A team of Canadians is developing a new tool they hope could revolutionize education in the developing world – and win them a $10 million prize.

The team is in the running for the Global Learning XPrize, a competition funded entirely by Tesla CEO Elon Musk, in which teams develop technologies to improve education. The competition began three years ago with 198 teams, and the Canadian team was recently named one of 11 semi-finalists.

The technology the 29-person team has created is called Learn Leap Fly. It’s a tablet and mobile device-based educational software that aims to teach the basics of reading and math to children in areas with little or no access to formal education.

Ottawa mathematician Kjell Wooding, who co-founded Learn Leap Fly with Amy Wooding, says there are currently 250 million children in the world who don’t know how to read or write, and most of them don’t have access to schools or teachers.

“So the challenge was: is there anything we could do to help these children in the absence of school and the absence of teachers? Can we perhaps use tablet-based technologies to help them?” he told CTV’s Your Morning.

The software they created acts like a “virtual teacher” for learning the basics, using interactive characters and activities to keep children engaged. For example, the software reads stories to children and then guides them through the process of learning to read the stories themselves.

It’s technology that's intended to be used in a social context, among several children at once, to eventually teach the children to teach each other, says Wooding.

“Once a child learns something for the first time, one of the first things you see them do is turn around and show everyone around them that thing that they’ve learned. And that‘s a very powerful way to encourage them to achieve learning outcomes,” he explained.

Amy Wooding says that none of the Learn Leap Fly team -- made up of mathematicians, engineers, data scientists, educators, and technologists -- had preconceived ideas of how to approach the challenge.

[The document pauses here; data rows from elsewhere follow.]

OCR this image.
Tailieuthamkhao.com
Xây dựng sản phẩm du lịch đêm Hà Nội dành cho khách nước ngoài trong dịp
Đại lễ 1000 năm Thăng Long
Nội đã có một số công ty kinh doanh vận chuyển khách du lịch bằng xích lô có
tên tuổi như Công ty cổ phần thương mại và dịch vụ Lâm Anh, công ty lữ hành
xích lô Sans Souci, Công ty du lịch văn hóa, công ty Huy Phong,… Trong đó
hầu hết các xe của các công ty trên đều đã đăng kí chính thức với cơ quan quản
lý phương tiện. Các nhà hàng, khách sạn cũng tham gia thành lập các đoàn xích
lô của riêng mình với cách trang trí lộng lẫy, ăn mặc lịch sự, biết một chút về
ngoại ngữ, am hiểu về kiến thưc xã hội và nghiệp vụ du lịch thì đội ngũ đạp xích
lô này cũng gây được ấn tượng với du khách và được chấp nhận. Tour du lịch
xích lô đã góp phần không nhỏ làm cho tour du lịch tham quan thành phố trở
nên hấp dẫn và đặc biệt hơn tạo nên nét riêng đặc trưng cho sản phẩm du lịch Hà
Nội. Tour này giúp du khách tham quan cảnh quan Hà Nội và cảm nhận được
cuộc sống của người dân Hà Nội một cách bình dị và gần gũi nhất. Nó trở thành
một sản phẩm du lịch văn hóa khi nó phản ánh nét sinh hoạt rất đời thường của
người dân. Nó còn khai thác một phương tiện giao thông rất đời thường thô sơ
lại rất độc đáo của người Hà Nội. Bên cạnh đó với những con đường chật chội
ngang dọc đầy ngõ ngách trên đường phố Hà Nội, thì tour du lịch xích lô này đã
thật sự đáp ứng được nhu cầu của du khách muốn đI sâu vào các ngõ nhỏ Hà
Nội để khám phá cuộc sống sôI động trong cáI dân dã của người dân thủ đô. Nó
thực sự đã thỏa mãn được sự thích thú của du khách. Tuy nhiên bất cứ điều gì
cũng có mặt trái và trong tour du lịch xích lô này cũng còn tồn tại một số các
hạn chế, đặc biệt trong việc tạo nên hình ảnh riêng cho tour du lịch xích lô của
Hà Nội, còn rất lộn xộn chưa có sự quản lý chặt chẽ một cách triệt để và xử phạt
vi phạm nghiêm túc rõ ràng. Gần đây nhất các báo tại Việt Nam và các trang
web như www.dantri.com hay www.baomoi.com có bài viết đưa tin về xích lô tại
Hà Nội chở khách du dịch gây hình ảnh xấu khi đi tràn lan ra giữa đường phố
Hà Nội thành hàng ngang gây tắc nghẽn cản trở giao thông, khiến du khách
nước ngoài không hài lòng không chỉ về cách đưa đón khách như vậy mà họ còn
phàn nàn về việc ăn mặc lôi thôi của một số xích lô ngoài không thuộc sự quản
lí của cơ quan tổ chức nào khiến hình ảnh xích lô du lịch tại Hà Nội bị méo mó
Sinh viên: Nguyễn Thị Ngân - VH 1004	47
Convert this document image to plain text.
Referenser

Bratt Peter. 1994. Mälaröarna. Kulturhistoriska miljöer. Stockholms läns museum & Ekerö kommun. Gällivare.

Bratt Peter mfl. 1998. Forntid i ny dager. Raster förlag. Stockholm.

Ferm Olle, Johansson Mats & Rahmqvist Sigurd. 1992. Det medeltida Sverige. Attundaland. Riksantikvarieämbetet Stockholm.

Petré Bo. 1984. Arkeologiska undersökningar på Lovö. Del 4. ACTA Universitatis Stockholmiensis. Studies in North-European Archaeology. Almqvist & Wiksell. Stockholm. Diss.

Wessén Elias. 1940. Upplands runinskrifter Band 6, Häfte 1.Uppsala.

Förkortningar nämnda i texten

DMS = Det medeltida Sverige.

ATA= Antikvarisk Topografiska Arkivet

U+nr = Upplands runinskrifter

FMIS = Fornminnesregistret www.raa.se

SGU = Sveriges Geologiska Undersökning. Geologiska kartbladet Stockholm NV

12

“We came in with no biases, no ideas of what might work and we just set out to learn as much as we could about the (education) space and to test every idea,” she said.

They’ve now been able to test their software in schools and orphanages in Kenya as well as in kindergarten classrooms in Canada to see how it works it in a variety of cultures and languages.

While the software could be used in underdeveloped countries, it could also be used in kindergarten classrooms in Canada to help out in settings where children are at different levels. That could include schools in which many students are new to Canada, or new to English or to French. It could also be used in Indigenous and remote communities facing the challenges of poor access to schools.

The Global Learning Xprize has been underway since 2014 and the final winner is expected to be announced in early 2019.

One team will win the $10 million top prize while five other runners-up will take home $1-million prizes. Kjell Wooding says if his team wins, they have no plans to celebrate with lavish spending.

“If we win this prize, we’re going to put it all back into the project and make it as big as we can possibly make it,” he said.